Studio album by Matt Dusk
- Released: October 27, 2009
- Genre: Jazz, Traditional pop
- Length: 44:58
- Label: Royal Crown
- Producer: Matt Dusk, Ron Lopata

Matt Dusk chronology
| Back in Town (2006) | Good News (2009) | Live from Las Vegas (2010) |

= Good News (Matt Dusk album) =

Good News is the fifth studio album by Canadian jazz singer Matt Dusk. It was released by Royal Crown Records on October 27, 2009. The album is a departure from previous Matt Dusk standard, having influences of Palm Beach Pop and crooner standards of the 1950s in a modern feel.
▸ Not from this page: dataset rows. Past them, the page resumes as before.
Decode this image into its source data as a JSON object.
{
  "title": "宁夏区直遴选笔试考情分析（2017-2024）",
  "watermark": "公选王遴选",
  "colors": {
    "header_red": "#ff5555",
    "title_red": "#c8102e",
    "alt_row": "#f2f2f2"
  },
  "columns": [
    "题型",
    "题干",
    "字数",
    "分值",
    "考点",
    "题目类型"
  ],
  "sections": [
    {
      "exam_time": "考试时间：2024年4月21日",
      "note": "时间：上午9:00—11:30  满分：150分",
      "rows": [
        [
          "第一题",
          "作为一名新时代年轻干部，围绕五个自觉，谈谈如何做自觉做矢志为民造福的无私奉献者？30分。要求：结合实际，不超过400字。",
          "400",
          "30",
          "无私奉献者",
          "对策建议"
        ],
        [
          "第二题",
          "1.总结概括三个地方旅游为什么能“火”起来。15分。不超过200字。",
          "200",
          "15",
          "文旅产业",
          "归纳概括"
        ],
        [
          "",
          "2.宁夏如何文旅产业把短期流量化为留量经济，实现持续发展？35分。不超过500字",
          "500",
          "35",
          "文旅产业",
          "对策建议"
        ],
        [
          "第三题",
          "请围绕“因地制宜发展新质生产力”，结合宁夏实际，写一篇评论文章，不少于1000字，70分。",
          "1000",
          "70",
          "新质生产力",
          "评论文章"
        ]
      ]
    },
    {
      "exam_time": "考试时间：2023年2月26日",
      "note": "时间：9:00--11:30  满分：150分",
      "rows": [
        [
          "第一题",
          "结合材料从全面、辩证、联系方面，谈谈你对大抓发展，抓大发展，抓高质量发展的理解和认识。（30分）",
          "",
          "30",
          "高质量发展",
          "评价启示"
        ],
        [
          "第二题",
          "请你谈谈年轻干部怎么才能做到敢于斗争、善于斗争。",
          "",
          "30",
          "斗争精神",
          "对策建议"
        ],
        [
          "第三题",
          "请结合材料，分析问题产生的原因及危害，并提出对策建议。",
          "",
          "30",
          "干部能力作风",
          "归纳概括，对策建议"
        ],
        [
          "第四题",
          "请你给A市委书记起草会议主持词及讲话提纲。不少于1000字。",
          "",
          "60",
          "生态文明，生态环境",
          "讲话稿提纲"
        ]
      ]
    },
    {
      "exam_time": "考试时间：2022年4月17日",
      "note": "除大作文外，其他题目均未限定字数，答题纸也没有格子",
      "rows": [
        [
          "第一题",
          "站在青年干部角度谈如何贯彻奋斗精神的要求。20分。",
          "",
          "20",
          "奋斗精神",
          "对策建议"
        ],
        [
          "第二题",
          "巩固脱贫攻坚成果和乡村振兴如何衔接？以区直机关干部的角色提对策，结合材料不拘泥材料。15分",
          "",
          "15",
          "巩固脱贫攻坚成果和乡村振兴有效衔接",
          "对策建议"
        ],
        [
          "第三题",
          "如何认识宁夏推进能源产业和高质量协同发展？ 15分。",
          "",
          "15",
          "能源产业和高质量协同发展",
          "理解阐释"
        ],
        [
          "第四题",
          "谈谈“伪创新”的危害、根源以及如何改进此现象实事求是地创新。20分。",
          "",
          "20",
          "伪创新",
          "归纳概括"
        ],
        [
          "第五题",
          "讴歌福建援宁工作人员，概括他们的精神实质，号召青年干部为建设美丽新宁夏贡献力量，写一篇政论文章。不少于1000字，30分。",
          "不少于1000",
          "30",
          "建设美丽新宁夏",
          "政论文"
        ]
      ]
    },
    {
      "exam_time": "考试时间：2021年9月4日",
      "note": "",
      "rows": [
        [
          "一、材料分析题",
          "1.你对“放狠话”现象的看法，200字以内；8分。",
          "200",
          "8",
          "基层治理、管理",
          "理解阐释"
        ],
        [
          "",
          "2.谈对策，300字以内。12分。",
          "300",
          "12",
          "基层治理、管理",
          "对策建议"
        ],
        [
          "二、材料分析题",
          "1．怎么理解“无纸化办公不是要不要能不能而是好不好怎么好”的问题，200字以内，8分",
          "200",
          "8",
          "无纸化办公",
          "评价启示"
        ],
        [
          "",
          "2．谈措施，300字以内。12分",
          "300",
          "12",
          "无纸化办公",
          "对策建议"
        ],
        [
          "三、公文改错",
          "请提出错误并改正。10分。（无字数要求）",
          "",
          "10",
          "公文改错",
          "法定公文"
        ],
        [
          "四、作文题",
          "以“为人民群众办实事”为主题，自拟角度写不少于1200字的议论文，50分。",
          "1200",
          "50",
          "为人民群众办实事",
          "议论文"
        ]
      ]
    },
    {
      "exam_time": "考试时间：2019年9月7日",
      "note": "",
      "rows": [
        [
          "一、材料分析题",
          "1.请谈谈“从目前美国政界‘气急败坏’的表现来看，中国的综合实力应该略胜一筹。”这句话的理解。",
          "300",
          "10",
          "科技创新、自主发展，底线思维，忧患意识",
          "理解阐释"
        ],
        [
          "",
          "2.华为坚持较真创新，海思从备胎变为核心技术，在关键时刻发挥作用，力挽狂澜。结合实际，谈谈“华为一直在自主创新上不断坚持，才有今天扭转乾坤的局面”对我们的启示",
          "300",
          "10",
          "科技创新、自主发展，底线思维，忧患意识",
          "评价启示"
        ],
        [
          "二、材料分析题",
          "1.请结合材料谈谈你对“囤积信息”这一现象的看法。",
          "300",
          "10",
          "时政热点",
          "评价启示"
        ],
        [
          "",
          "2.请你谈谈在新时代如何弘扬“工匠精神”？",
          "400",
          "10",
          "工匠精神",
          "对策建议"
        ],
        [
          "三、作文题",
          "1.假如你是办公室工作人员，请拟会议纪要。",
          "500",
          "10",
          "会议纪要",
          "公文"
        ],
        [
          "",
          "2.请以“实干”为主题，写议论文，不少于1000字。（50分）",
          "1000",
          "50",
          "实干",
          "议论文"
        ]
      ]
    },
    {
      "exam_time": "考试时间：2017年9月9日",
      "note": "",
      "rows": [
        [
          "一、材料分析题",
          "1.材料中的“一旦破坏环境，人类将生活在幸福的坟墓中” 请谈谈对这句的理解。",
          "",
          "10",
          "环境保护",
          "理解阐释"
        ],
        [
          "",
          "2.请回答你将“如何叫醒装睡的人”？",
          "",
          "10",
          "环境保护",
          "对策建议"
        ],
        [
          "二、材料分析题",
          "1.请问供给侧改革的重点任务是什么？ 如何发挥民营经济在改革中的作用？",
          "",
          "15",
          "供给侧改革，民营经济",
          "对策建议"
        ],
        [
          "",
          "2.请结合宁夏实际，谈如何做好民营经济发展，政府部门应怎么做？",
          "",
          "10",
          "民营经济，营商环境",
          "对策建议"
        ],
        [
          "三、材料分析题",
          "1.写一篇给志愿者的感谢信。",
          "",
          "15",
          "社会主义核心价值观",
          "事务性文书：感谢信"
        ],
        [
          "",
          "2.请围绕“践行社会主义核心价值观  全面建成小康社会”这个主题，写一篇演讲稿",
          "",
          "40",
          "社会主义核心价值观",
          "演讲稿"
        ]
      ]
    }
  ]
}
The albums is filled with original tracks, plus a bonus classic available in Canada and on iTunes in the standard and deluxe edition.

==Track listing==

| No. | Title | Writer(s) | Length |
|---|---|---|---|
| 1. | "Good News" | Mack, Habolin | 3:18 |
| 2. | "I Wouldn't Change a Thing" | James Bryan McCollum, Matthew Marston | 3:37 |
| 3. | "On Vacation" | Aimee Allen, Lucian Piane | 3:54 |
| 4. | "Feels Good" | Marston, Pete Lewinson, Steve Lewinson | 3:14 |
| 5. | "It's Not That Easy" | Lars Halvor Jensen, Martin Larsson, Ali Tennant, Frederik Friis, Sigurd Jansen, Glenn Tharaldsen | 3:09 |
| 6. | "Never Gonna Fool Me" | Marston, Simon Ellis, Matt Dusk | 2:55 |
| 7. | "Operator Please" | Jukka Immonen, Patric Sarin, Simon Wilcox, Dusk | 3:14 |
| 8. | "Love Attack" | Harry Sommerdahl, Immonen, Risto Asikainen, Wilcox, Dusk | 2:58 |
| 9. | "Don't Hate on Me" | Vincent Pontare, Sarin, Immonen | 3:14 |
| 10. | "It Can Only Get Better" | Mack, Tysper, Grizzly | 3:55 |
| 11. | "Do You Love Me" | Vincent, Mack, T. Jimson | 3:32 |
| 12. | "Love Don't Let Me Go" | Roger Cook, Terrance Sawchuk | 2:45 |
| 13. | "One for My Baby (and One More for the Road)" (hidden track) | Harold Arlen, Johnny Mercer | 5:13 |
| Total length: |  |  | 44:58 |

iTunes Deluxe Edition
| No. | Title | Length |
|---|---|---|
| 14. | "Zoom Zoom" | 3:21 |
| 15. | "Gotta Love You" | 3:58 |

== Personnel ==
Per liner notes
- Matt Dusk – vocals, backing vocals, keyboard, producer
- Ron Lopata – bass guitar, keyboard, producer
- Jukka Immonen – keyboard, co-producer
- Terry Sawchuk – mixing engineer
- Richard Dodd – mastering engineer

- Additional musicians
- Joel Parisien – backing vocals
- Quisha Wint – backing vocals
- Justin Abedin – guitar
- Davide Direnzo – drums, percussion
- Ross Macintyre – bass guitar
- Alex Kundakcioglu – trumpet
- Rob Somerville – trombone
- Chris Gale – alto sax, bari sax, horn arrangements
- Steve Macdonald – tenor sax, horn arrangements
- Singleton Chamber Orchestra – strings
- Lucian Piane – horn arrangements
- Shelly Berger – horn arrangements
- Kevin Fox – string arrangements

==Charts==

Chart performance for Good News
| Chart (2009–2011) | Peak position |
|---|---|
| Canadian Albums (Nielsen SoundScan) | 41 |
| Dutch Albums (Album Top 100) | 92 |
| French Albums (SNEP) | 187 |
| Polish Albums (ZPAV) | 39 |

==Certifications==

Certifications for Good News
| Region | Certification | Certified units/sales |
| Poland (ZPAV) | Gold | 10,000^{*} |
^{*} Sales figures based on certification alone.